The international footprint of the Czech Decadent movement is vanishingly indistinct, its phantasmagorical offerings a subject of interest mainly among academics. Even sophisticated Czechs seem unaware of the details of its fever-dream contours and know still less about the lives of its main exponents.
An Anglo-Czech cultural impresario recently confessed to me his ignorance about the movement. As it happens, the gloom-laden inner sanctums of his splendid rented mansion in the shadow of Prague Castle would make a perfect venue for a film version of the preposterously Gothic goings-on that echo through this collection of stories.
Active in the 30 years before the outbreak of the First World War, none of the Czech movement’s authors has had anything like the international reach of an Oscar Wilde, a principal figure associated with decadence in Britain. More typical of the movement were such figures as Arthur Breisky, a one-time customs officer in rural Bohemia, who decamped to the US in 1910 and died in mysterious circumstances at the age of 25; or Frantisek Gellner, a drop-out from technical college and the military, whose preferred activities were drinking and visiting brothels. Both authors are represented here.
Nonetheless, haughty Anglocentric condescension about the movement is misplaced. Niche offerings from Central Europe do not automatically portend niche pleasures. Readers should have at least a nodding acquaintance with the anguished tropes on which these tales were based. Without some guidelines, the reading experience could be an uncomfortable walk on a very wild side.

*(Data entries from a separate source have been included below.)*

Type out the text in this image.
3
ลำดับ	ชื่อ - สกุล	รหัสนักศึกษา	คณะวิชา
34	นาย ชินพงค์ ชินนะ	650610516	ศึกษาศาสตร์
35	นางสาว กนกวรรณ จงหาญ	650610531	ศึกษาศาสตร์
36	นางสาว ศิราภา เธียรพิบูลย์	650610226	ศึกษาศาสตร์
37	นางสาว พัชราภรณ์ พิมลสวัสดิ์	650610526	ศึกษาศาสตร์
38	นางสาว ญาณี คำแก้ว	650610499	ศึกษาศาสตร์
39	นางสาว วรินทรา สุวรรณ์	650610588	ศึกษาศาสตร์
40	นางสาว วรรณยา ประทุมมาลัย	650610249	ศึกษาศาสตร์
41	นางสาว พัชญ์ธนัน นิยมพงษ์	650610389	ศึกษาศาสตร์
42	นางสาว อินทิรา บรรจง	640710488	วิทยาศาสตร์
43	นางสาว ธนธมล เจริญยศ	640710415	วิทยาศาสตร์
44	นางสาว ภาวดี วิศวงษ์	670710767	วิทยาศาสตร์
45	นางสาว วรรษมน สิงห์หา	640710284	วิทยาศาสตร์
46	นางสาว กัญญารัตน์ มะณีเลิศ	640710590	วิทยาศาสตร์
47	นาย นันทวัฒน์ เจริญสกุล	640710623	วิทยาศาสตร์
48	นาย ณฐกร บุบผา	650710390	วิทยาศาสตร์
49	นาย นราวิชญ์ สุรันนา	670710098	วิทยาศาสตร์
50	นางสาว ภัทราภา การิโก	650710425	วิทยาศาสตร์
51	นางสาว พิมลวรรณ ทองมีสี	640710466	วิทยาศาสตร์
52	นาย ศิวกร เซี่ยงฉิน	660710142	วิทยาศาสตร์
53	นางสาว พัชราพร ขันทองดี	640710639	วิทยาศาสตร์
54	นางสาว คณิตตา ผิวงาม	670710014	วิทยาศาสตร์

Take Julius Zeyer’s ‘Inultus: A Prague Legend’. A bare-bones synopsis of the plot could be mocked as Slavonic Grand Guignol, the ravings of an overwrought mind. An impoverished young poet is approached on a night-time street in Prague by an ‘exceedingly beautiful’ Milanese sculptress, Donna Flavia Santini, who invites him to her home. There she persuades him to model for a sculpture of Christ on the cross. During the sittings he is driven to delirious agonies as he channels Christ’s passion and dies. In turn Donna Flavia in a fit of guilt strangles herself with her leather belt.

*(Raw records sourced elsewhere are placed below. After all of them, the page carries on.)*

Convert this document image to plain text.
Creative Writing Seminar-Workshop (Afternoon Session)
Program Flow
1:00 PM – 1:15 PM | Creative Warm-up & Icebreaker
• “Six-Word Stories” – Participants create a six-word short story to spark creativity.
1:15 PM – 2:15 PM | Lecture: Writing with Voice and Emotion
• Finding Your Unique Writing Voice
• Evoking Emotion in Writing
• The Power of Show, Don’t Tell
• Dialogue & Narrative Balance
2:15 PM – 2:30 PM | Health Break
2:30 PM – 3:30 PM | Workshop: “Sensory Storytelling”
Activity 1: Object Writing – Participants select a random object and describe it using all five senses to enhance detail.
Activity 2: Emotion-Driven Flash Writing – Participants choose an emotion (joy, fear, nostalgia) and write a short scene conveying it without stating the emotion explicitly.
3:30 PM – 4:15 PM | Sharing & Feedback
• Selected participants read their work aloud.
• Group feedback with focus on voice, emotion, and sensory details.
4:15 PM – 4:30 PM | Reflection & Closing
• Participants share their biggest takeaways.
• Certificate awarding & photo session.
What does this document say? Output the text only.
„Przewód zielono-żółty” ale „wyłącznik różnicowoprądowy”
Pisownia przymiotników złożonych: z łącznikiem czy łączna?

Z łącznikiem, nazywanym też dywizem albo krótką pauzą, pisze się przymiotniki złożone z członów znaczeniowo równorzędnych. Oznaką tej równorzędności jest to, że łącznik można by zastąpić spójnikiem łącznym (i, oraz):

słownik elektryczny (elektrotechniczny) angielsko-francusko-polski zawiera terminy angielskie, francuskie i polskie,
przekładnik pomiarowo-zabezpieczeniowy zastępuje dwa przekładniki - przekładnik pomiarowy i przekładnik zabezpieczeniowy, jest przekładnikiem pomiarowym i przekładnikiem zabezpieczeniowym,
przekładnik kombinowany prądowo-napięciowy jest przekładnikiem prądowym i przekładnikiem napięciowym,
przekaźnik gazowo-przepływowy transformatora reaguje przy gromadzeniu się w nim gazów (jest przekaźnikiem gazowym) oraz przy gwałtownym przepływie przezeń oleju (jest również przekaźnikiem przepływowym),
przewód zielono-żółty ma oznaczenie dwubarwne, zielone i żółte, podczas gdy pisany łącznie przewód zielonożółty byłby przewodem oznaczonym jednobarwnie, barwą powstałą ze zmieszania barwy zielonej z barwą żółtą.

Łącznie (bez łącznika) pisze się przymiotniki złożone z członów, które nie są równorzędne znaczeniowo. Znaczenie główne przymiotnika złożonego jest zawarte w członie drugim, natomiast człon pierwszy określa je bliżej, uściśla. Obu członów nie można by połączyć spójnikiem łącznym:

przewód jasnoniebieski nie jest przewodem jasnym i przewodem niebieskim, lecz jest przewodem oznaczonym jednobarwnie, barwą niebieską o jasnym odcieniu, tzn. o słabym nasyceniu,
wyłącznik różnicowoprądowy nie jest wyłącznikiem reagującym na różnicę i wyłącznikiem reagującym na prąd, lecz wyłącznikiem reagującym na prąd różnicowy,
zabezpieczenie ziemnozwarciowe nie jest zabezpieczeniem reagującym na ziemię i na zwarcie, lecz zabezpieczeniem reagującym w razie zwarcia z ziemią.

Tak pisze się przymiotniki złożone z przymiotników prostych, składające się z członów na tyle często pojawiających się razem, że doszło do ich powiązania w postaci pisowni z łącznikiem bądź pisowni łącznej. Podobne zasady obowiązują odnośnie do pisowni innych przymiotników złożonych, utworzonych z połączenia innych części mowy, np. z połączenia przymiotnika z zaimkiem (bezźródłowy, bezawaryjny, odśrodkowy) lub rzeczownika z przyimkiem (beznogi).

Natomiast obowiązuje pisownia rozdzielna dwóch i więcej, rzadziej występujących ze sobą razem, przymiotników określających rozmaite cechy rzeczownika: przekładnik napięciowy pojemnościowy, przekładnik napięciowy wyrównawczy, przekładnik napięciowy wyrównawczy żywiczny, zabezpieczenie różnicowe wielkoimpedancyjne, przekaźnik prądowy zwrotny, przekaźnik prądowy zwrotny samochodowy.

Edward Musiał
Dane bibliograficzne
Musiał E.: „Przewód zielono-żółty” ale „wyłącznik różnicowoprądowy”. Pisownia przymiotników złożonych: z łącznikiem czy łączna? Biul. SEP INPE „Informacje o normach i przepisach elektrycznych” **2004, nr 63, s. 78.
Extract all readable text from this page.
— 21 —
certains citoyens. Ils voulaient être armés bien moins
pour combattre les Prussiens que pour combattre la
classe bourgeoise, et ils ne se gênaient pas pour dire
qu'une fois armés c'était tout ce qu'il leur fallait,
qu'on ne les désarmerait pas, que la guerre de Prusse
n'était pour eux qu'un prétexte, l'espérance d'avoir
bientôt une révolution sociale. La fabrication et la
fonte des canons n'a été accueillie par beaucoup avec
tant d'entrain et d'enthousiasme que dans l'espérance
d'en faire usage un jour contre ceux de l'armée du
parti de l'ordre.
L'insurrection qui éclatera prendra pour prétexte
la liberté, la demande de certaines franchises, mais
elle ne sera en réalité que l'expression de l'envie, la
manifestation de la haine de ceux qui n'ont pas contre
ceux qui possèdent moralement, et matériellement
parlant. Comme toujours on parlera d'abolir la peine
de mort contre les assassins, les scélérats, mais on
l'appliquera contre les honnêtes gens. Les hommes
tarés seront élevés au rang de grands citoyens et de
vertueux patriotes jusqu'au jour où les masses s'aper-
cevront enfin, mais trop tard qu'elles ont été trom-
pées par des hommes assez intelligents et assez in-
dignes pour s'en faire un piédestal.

Horror upon improbable horror, and yet Zeyer’s story triumphs. How? It is sustained by a propulsive and unremitting central narrative. Its minor protagonists leap to life with cartoon-like ferocity, in particular, Placida, the housekeeper. Through ‘eyes of a yellowish hue and globular like those of a bird of the night’, writes Zeyer, Placida stares at some distant point ‘making out what no one else could perceive’.
She and Guidone, Flavia’s servant, who of course is dumb, are the perfect Gothic complement to the molten core of the melodrama, which hints at an equivalence between the hero’s suffering and the mortifications of the Czech nation. Finally, Geoffrey Chew’s crystalline translation gives clear expression to the tale’s mythic strength.
Not all the stories have such folkloric and quasi-religious resonances. The book’s title is a borrowing from ‘Tale for All Souls’, a story by Bozena Benesova, the sole female author in the collection. It’s an unsparing account of five days in the life of a woman in the grip of hallucinatory mournfulness in the wake of what appears to have been her husband’s death. The story manages to be simultaneously elliptical and forensic.
With surgical precision Benesova describes her protagonist’s feeling that her brain is ‘continually being brushed by tips of very fine hair’. After a visit to the cemetery where her husband is buried, she lies down on a sofa and her head ‘explodes’, bursting open ‘like a pair of forceps’. She looks forward to the ‘gift’ of release from her travails when her 12 months of mourning are at an end.
Not all the material in the collection is an unrelieved exploration of morbidity. Frantisek Gellner, for one, brings his beer-drinking experience to bear in ‘My Travelling Companion’, the story of a ‘painstaking’ pub crawl through Austria and Bavaria. The companion in question is a 23-year-old giant who ‘could barely peep through his fat, bloated face’ and was ‘renowned for his ill-bred behaviour’. A welcome draught of the ‘divine amber liquid’ to savour and remind us of the book’s Czech heritage.
Reviewed by John Munch
AND MY HEAD EXPLODED
Tales of Desire, Delirium and Decadence from Fin-de-Siècle Prague
Translated from the Czech by Geoffrey Chew
Published by Jantar Publishing (2018)

John Munch started his career as a reporter and editor on the Cambridge News. He then worked for the Sheffield Morning Telegraph, the Guardian and the London Evening Standard. In the 1970s, he reported for the Toronto Star, before spending twenty-five years on the Financial Times.